Senator Jeff Sessions, former federal prosecutor and federal judge, is leading the charge against even modest reformation of the federal criminal justice system
The public's zeal for repressive sentencing measures can be traced to the same media outlets that manipulated popular opinion on the Iraq War. The symbiotic relationship between federal prosecutors and their media myrmidons knows no bounds. What passes for journalism are often regurgitated press releases from the U.S. attorney's office. Sensationalizing offenses and offenders serves the interests of both the media and prosecutors. The more seriously the offense can be portrayed, the more significant the prosecution appears. This deliberate mischaracterization of the offense continues right into court where prosecutors cast the accused in as negative a light as possible in order to secure the harshest conceivable sentence.

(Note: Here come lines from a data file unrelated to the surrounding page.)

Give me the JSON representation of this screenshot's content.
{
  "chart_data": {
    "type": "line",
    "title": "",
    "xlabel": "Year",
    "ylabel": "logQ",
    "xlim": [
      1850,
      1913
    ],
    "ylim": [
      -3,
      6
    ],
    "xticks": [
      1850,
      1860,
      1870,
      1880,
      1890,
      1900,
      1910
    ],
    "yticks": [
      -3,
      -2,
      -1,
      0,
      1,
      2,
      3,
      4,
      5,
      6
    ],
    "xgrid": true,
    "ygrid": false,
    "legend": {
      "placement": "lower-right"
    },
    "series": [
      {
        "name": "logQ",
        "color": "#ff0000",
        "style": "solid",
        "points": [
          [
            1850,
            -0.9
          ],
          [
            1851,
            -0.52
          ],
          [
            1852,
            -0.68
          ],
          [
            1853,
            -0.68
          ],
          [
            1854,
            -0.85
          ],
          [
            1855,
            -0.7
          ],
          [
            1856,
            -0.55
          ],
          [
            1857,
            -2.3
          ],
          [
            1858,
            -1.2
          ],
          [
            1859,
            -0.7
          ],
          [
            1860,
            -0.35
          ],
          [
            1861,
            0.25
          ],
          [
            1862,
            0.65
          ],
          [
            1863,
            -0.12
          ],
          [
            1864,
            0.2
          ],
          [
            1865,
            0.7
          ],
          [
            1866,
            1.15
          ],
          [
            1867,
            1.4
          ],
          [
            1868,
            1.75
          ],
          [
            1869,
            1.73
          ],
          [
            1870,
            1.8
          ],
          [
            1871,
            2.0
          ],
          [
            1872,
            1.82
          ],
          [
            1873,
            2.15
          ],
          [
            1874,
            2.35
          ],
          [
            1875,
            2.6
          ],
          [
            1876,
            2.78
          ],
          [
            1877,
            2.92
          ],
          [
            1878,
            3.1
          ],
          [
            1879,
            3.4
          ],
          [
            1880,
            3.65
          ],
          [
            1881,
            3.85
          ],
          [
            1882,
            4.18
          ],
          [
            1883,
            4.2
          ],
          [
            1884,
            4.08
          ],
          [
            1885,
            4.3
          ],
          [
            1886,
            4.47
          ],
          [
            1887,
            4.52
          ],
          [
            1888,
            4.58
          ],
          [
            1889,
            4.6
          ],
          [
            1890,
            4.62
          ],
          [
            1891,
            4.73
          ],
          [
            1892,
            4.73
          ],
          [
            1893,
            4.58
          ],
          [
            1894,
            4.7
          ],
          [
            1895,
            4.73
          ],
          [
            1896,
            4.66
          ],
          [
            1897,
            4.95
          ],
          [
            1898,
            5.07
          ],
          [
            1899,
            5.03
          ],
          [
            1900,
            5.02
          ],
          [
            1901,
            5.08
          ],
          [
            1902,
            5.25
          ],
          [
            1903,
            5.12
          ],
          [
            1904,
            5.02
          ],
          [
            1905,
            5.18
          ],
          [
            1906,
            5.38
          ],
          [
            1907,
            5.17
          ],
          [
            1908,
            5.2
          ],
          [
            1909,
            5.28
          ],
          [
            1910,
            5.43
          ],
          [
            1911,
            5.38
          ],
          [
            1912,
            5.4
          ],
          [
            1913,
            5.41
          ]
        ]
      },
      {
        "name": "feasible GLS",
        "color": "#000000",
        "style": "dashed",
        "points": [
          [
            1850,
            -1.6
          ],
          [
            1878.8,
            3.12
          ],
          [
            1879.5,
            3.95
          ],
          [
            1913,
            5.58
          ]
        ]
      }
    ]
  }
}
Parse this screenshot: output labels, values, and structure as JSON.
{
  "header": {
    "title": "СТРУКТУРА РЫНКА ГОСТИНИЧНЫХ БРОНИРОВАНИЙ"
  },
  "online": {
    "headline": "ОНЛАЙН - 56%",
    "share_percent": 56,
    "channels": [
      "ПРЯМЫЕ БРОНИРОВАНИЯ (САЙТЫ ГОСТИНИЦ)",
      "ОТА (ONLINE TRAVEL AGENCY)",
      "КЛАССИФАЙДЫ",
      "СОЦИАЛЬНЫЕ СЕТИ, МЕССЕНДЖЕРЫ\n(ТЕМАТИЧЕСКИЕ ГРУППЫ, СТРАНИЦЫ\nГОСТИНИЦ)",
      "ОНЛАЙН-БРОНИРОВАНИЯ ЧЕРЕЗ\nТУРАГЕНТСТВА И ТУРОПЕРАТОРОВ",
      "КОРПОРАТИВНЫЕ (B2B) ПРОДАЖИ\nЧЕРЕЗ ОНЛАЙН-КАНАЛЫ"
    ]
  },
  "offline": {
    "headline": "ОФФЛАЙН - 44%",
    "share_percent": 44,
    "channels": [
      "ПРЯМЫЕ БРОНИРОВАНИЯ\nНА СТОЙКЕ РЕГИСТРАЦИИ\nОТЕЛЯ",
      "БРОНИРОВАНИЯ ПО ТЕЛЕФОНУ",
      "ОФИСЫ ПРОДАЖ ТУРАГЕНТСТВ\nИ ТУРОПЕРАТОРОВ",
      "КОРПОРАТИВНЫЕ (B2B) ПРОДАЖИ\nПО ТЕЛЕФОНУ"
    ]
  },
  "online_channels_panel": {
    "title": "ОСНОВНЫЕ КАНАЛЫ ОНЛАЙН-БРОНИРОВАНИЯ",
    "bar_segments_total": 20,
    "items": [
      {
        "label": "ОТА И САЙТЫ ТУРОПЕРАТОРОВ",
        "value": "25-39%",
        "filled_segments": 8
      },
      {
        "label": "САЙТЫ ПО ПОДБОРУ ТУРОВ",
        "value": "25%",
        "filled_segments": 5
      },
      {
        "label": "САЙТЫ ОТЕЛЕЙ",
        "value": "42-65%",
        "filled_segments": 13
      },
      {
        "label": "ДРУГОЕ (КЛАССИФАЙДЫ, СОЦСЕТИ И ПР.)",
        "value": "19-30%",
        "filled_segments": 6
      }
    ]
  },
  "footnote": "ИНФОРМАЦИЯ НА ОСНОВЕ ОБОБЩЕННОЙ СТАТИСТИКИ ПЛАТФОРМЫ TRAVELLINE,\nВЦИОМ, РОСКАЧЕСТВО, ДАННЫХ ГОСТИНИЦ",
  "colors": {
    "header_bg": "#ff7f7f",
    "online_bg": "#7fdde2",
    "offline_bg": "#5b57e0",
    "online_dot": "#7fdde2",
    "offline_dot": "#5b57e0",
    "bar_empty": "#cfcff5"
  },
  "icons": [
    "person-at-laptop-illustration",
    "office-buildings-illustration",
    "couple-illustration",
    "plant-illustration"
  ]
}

While the disaster of the Iraq invasion is unfolding for all to see, the burgeoning fiasco of America's proclivity to punish has yet to be fully recognized. Almost daily stories of false prosecution and wrongful convictions are just the tip of the proverbial iceberg. Less obvious social costs and societal damage are just now being first identified. Donald Braman, an anthropologist at the George Washington University Law School, noted, "The social deprivation and draining of capital from these (minority) communities may well be the greatest contribution our state makes to income inequality. There is no social institution I can think of that comes close to matching it."
It is not difficult to see that locking up a record number of people is a negative for any society. Those justifying and advancing this policy create a tremendous harm, largely for selfish interests, and are arguably more dangerous than those they seek to ensnare within the criminal justice system.